To date, the NPT has succeeded because it has made the production and acquisition of nuclear weapons technically challenging and almost universally unacceptable. Since its inception in 1968, only three additional countries have acquired nuclear weapons, while the treaty has led several states to abandon their nuclear weapons ambitions.
But the NPT does not simply aim to maintain the nuclear status quo. Article VI of the NPT requires that the original five nuclear-weapon states—Britain, China, France, Russia, and the United States—pursue effective nuclear disarmament measures. Until now, U.S. leaders have grudgingly recognized that, to preserve the objective of global nonproliferation, the nuclear-weapon states need to pursue their disarmament commitments.

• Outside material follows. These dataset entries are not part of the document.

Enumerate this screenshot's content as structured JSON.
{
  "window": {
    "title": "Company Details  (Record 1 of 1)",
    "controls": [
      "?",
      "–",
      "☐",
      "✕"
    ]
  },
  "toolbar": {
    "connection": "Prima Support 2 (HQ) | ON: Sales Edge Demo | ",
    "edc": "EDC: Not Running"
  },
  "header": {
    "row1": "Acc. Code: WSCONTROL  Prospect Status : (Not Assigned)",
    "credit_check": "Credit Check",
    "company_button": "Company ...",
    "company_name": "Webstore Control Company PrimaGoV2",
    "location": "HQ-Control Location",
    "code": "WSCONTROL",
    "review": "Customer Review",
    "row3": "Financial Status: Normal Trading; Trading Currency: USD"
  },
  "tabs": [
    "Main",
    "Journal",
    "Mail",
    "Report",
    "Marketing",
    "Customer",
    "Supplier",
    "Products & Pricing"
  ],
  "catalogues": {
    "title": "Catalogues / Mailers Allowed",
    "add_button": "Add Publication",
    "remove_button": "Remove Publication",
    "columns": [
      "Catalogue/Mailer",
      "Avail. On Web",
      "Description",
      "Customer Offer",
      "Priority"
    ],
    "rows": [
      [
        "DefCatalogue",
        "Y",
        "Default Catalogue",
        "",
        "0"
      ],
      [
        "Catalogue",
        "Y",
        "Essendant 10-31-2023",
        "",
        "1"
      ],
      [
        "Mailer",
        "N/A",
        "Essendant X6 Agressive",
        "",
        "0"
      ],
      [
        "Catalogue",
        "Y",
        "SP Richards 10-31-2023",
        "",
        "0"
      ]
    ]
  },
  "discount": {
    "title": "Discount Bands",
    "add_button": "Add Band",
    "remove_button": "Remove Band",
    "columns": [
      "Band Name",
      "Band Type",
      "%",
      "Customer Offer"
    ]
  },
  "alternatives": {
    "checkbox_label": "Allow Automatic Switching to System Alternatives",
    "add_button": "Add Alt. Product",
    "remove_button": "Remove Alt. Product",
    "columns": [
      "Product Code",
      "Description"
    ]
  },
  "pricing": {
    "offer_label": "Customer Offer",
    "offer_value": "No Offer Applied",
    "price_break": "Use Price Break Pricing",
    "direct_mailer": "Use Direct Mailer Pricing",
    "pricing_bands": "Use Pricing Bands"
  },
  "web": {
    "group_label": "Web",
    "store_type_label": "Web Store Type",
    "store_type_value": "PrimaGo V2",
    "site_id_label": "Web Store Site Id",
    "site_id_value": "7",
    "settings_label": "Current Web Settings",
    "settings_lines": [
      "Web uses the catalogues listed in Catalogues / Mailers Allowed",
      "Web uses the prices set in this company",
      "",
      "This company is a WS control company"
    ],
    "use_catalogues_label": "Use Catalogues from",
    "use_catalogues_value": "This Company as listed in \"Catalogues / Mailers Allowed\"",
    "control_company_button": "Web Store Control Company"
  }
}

At the 2000 NPT review conference, the nuclear-weapon states reaffirmed this approach. They agreed to a 13-point program of action for nuclear disarmament, including a ban on nuclear testing, irreversible nuclear arms reductions, a fissile material production cutoff, and maintenance of the Anti-Ballistic Missile (ABM) Treaty. This month, as delegates from the 187 NPT states-parties gather in New York for their first meeting since the 2000 conference, they will find that little progress has been achieved toward these and other nuclear security objectives.

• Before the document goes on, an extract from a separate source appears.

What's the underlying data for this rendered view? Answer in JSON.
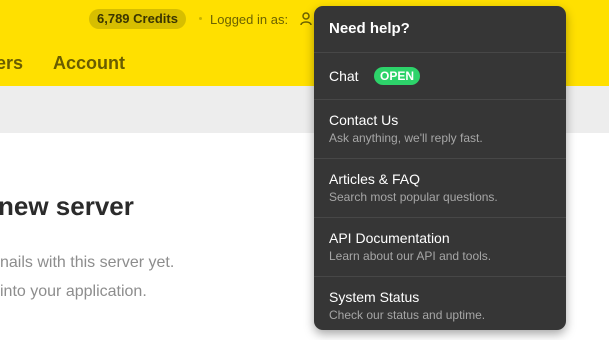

The U.S. delegation will likely repeat its claim that “the United States understands its special responsibility under Article VI.” But recent U.S. actions suggest otherwise. Thus far, the Bush team has shown that it sees the NPT merely as a tool to constrain the nuclear capabilities of states such as Iran, Iraq, and North Korea and improve the proliferation behavior of Russia and China.
At the same time, the administration seeks to maintain its current nuclear capabilities and keep open the option to develop new nuclear capabilities to deter, dissuade, and defeat existing and unforeseen threats, including those from the “axis of evil” states. Consequently, President George W. Bush and his national security team have systematically dismissed and disavowed virtually all the arms control and disarmament measures agreed upon at the 2000 NPT conference.
Not only has the Bush administration decided to withdraw from the ABM Treaty and pursue unproven missile defenses, but it has shelved—for the time being—the nuclear test ban treaty. The U.S. delegation to the NPT meeting will point to Bush’s current support for the nuclear test moratorium. Though important, the permanence of this commitment has been undermined by the administration’s plans to shorten the time needed to resume U.S. nuclear testing and develop new nuclear weapons capabilities to defeat hard and deeply buried targets. Efforts to enhance the credibility and range of options for the possible use of nuclear weapons blur the line between nuclear and conventional warfare. Such policies only undermine nonproliferation efforts by suggesting to other states that nuclear weapons are necessary for their defense.
President Bush has also abandoned START II and the follow-on START III framework, including the elimination of strategic launchers and dismantlement of warheads these agreements would have achieved. U.S. representatives will try to defend the Bush record by touting his effort to reach a “legally binding” agreement with Russia to reduce deployed strategic nuclear warheads to no more than 2,200 each by the year 2012.
Unfortunately, the U.S. proposal is less than meets the eye. In keeping with the nuclear posture review, the proposal would allow Washington to rapidly redeploy 2,400 stored warheads. Thousands of U.S. and Russian nonstrategic warheads would remain unregulated. Further eroding its security value, the current U.S. proposal would allow either side to exceed the numerical limits on deployed warheads by simply notifying the other party.
The United States, and indeed the world, has benefited from the NPT. As a nuclear-weapon state-party to the treaty, the United States has assumed solemn disarmament obligations that are in its own security interests, but it has failed to fulfill them, as have the other nuclear-weapon states. The Bush administration’s emphasis on nuclear weapons and its failure to take concrete steps to reduce their saliency jeopardizes long-term U.S. nonproliferation goals and the NPT itself. To work, the NPT requires good-faith implementation by all parties. To survive, the NPT must serve the interests of all treaty partners, not just a few.